Странная она! Хочется думать про нее, про то, что она говорит, слушать,
какие ей сны снятся; хочется сидеть на ступеньках ее веранды -- ступеньках
дома, где все можно: есть хлеб с вареньем немытыми руками, сутулиться,
грызть ногти, ходить ботинками -- если вздумается -- прямо по клумбам, и
никто не закричит, не укажет, не призовет к порядку, чистоте и здравому
смыслу. Можно взять ножницы и вырезать из любой книжки понравившуюся
картинку -- Тамиле все равно, она и сама может вырвать картинку и вырезать,
только у нее выходит криво. Можно говорить все, что в голову придет, и не
бояться насмешек: Тамила грустно качает головой, понимая; а если и засмеется
-- как будто заплачет. Попросишь -- она и в карты сыграет: в дурачка, в
пьяницу, но играет она плохо, путает карты и проигрывает.
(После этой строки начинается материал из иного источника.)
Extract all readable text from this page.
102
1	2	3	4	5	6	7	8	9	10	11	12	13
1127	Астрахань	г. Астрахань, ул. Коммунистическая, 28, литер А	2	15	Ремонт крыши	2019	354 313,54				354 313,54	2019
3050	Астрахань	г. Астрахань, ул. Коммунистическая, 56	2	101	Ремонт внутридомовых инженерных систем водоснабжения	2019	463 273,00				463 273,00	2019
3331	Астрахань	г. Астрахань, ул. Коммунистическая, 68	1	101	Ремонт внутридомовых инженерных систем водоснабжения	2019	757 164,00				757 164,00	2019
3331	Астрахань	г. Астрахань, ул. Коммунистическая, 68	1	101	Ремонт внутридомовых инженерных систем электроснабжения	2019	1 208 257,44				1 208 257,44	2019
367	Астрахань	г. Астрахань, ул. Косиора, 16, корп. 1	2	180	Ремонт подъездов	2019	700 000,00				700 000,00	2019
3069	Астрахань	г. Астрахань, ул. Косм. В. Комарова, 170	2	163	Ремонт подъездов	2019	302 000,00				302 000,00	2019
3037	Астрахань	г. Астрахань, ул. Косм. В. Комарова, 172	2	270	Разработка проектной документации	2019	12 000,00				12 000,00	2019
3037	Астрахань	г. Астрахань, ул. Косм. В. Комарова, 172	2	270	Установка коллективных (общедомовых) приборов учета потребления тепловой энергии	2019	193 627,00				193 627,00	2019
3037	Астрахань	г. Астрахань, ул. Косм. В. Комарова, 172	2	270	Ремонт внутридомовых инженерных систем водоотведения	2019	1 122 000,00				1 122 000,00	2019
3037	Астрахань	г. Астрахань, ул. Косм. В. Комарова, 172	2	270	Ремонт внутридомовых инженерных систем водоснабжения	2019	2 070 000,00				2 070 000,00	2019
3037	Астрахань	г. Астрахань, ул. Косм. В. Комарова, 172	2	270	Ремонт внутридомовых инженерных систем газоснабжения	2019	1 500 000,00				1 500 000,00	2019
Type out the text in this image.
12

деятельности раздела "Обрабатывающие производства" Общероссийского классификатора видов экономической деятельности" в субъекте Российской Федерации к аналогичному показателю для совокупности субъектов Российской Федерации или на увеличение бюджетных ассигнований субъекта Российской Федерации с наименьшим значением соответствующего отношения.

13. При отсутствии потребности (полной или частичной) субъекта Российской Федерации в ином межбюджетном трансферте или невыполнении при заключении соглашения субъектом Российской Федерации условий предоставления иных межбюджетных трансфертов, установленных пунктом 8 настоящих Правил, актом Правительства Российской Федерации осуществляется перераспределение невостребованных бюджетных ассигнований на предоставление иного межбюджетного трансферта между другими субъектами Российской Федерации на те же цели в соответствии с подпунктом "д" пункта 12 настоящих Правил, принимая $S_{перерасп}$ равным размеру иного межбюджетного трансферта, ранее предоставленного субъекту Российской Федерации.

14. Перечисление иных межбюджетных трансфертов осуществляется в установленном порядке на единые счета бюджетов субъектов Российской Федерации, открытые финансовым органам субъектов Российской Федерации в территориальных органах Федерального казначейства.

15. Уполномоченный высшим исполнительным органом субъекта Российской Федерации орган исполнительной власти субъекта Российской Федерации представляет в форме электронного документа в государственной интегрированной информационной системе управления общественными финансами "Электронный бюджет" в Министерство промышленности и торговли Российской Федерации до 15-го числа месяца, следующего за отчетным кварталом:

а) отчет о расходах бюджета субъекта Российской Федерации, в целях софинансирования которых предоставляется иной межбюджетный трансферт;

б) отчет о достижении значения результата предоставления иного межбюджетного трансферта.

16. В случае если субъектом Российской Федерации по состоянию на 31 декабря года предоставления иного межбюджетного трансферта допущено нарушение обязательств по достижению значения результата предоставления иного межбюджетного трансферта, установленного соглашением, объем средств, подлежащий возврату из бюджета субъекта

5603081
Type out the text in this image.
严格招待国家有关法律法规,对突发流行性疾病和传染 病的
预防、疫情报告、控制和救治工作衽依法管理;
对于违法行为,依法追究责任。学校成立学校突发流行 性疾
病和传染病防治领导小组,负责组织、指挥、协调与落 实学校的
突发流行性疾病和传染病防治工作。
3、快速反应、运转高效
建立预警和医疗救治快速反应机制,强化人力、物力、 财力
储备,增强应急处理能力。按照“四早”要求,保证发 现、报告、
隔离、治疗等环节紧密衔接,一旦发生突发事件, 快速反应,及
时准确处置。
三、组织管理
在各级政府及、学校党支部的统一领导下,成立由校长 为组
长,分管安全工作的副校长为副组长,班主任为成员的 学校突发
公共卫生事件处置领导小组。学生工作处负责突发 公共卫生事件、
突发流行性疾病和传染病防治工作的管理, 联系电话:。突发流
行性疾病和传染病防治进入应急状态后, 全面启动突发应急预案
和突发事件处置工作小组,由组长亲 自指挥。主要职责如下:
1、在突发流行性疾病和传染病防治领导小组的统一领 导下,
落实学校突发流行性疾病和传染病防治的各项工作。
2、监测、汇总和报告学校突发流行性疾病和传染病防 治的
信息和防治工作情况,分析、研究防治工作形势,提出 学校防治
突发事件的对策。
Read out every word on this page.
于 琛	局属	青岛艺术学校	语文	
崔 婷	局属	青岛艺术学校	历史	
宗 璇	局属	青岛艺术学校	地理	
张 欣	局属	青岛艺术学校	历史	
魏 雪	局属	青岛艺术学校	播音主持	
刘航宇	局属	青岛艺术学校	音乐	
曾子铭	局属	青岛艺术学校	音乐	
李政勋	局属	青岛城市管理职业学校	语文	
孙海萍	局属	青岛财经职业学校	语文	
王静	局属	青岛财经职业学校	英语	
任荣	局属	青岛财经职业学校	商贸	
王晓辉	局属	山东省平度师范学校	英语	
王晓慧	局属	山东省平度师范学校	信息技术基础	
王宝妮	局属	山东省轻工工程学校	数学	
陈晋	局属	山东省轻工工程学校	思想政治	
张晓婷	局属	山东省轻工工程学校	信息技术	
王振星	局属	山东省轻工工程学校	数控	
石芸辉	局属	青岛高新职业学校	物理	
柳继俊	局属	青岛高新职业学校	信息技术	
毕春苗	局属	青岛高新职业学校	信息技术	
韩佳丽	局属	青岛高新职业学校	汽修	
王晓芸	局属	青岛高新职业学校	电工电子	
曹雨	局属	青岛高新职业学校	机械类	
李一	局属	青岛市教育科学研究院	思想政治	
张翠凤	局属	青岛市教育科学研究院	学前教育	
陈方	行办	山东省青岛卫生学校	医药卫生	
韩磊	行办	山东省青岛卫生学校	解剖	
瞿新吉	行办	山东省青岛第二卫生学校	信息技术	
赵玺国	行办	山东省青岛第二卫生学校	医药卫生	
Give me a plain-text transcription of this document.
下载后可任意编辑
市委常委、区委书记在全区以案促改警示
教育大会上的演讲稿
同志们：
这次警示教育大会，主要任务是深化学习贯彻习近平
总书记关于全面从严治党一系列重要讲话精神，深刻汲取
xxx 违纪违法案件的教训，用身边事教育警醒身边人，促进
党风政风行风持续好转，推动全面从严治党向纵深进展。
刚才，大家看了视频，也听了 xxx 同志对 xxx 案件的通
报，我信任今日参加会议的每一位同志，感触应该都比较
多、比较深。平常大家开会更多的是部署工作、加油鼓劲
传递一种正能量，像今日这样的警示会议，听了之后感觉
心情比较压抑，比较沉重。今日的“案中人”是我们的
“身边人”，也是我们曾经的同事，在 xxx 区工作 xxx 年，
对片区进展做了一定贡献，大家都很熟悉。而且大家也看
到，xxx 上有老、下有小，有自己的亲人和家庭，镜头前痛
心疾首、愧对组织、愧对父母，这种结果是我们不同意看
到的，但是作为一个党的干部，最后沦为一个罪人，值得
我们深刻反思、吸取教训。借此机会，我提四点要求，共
И все разумное, скучное, привычное -- все остается по ту сторону
заросшей цветущим кустарником ограды.
Ах, не хочется уходить! Дома надо молчать и про Тамилу (вырасту,
поженимся, тогда и узнаете), и про Сирии, и про искристое яйцо птицы
Алконост, владелец которого затоскует на всю жизнь... Петя вспомнил про
яйцо, достал из спичечного коробка, сунул под подушку и поплыл на Летучем
Голландце по черным ночным водам.
Утром дядя Боря с опухшим лицом курил натощак на крыльце. Черная борода
вызывающе торчала, глаза брезгливо прищурились. Увидев племянника, он опять
засвистел вчерашнее, противное... И засмеялся. Зубы -- редко видимые из-за
бороды -- были как у волка. Черные брови поползли
вверх.
-- Салют юному романтику! -- бодро крикнул дядя. -- Давай-ка, Петр,
седлай велосипед -- и в лавку! Матери нужен хлеб, а мне возьмешь две пачки
"Казбека". Тебе отпу-устят, отпу-устят! Нинку я знаю, она детям до
шестнадцати чего хочешь отпустит! ..
Дядя Боря открыл рот и захохотал. Петя взял рубль и вывел из сарая
запотевшего "Орленка". На рубле маленькими буковками --непонятные,
оставшиеся от атлантов слова: бир сум. Бир сом. Бир манат. А пониже --
угроза: "Подделка государственных казначейских билетов преследуется по
закону", -- слова скучные, взрослые. Трезвое утро вымело волшебных вечерних
птиц, ушла на дно рыбка-девочка, спят под толщей желтого песка золотые
трехглазые статуи Атлантиды. Дядя Боря разогнал громким, оскорбительным
смехом хрупкие тайны, вышвырнул сказочный сор, но только не навсегда, дядя
Боря, только на время! Солнце начнет склоняться к западу, воздух пожелтеет,
лягут косые лучи, и очнется, завозится таинственный мир, плеснет хвостом
серебристая немая утопленница, закопошится в еловом лесу серая, тяжелая
птица Сирии, и, может быть, где-то в безлюдной заводи уже спрятала в водяную
лилию розовое огнистое яичко утренняя птица Алконост, чтобы кто-то
затосковал о несбыточном... Бир сум, бир сом, бир манат!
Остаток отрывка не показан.